Because Gabriel’s passing was caused by gross human error, negligence, and mistakes, I’ve spent a lot of time reflecting on the nature of forgiveness. Being a Christian requires and commits one to the task of forgiveness. As C.S. Lewis remarks, “To be a Christian means to forgive the inexcusable because God has forgiven the inexcusable in you.” The standard or basis for forgiveness is not the other person is deserving or repentant. Paul writes in Ephesians 4:32, “Be kind to one another, tenderhearted, forgiving one another, as God in Christ forgave you.” If God forgave my billion-dollar debt of sin against Him, who am I to withhold forgiveness against other sinners?

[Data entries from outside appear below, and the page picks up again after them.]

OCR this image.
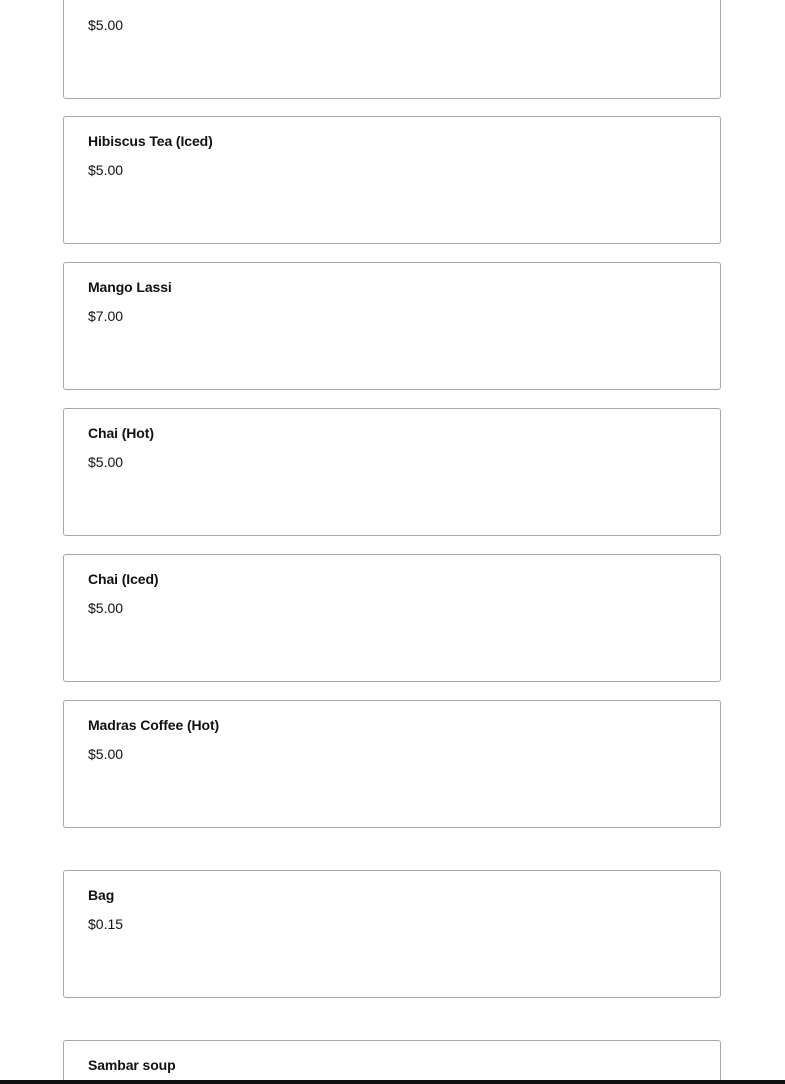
$5.00
Hibiscus Tea (Iced)
$5.00
Mango Lassi
$7.00
Chai (Hot)
$5.00
Chai (Iced)
$5.00
Madras Coffee (Hot)
$5.00
Bag
$0.15
Sambar soup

Tim Keller notes in Forgive: Why Should I and How Can I? that, “Forgiveness is granted (often a good while) before it is felt—not felt before it is granted. It is a promise to not exact the price of sin from the person who hurt you.” Jesus so often used financial and monetary images when he spoke about forgiveness. In a sense, when wrong has been done, a debt has occurred. Someone suffers loss—the offended or the offender. To forgive means you personally eat the cost of the debt that has occurred. Again, Keller writes, “Forgiveness is a form of voluntary suffering. In forgiving, rather than retaliating, you make a choice to bear the cost.”

We should forgive others who have done wrong or made mistakes because God has forgiven us. We should forgive because to fail to would lead to deep and awful bitterness without our own lives. We should forgive because the other person has dignity, value, and worth and extending forgiveness is fitting for image-bearers, even to those who are the offenders. One thing that has helped me process is truly parsing out the nature of what forgiveness is and what it is not. I want to list some of the misconceptions and misunderstandings regarding forgiveness.

Forgiveness isn’t forgetting. Some may say, “But wait, the Bible says God doesn’t remember our sin (Isa. 43:25; Heb. 8:12; Jer. 31:34). He forgets!” The reality is when the Scripture says God does not remember our sins, it means He chooses not to hold us accountable for them because the debt has been covered. He does not cease to be all-knowing when He forgives. We simply cannot forget when evil, especially deep and heinous evil, has occurred. It could even be psychologically damaging to put that on yourself.

Forgiveness doesn’t mean you cease hurting. To forgive means you suffer the loss. You bear the pain. You eat it yourself. Of course, the offense or mistake will continue to hurt. If forgiveness is an event that begins a process, the process can and will be full of emotions. Some things that happen in our lives may sting until Heaven. Scar tissue may grow around the wound and the amputation may heal, but the wound happened nevertheless. Sam Storms notes, “In most cases, the only way you can stop hurting is to stop feeling, and the only way you can stop feeling is to die emotionally. But passionless robots can neither truly love God or others.” He does not want that for us. We must feel the pain but refuse to cause that same pain to another in retaliation.

Forgiveness is not the same thing as trust or reconciliation. You can forgive someone truly from your heart but not necessarily decide to put yourself within the space to be hurt or harmed again. Tim Keller lists reconciliation as a goal or aim of forgiveness but it isn’t the same as forgiveness itself. He notes, “To forgive, then, is first to name the trespass truthfully as wrong and punishable, rather than merely excusing it. Second, it is to identify with the perpetrator as a fellow sinner rather than thinking how different from you he or she is. It is to will their good. Third, it is to release the wrongdoer from liability by absorbing the debt oneself rather than seeking revenge and paying them back. Finally, it is to aim for reconciliation rather than breaking off the relationship forever. If you omit any one of these four actions, you are not engaging in real forgiveness.”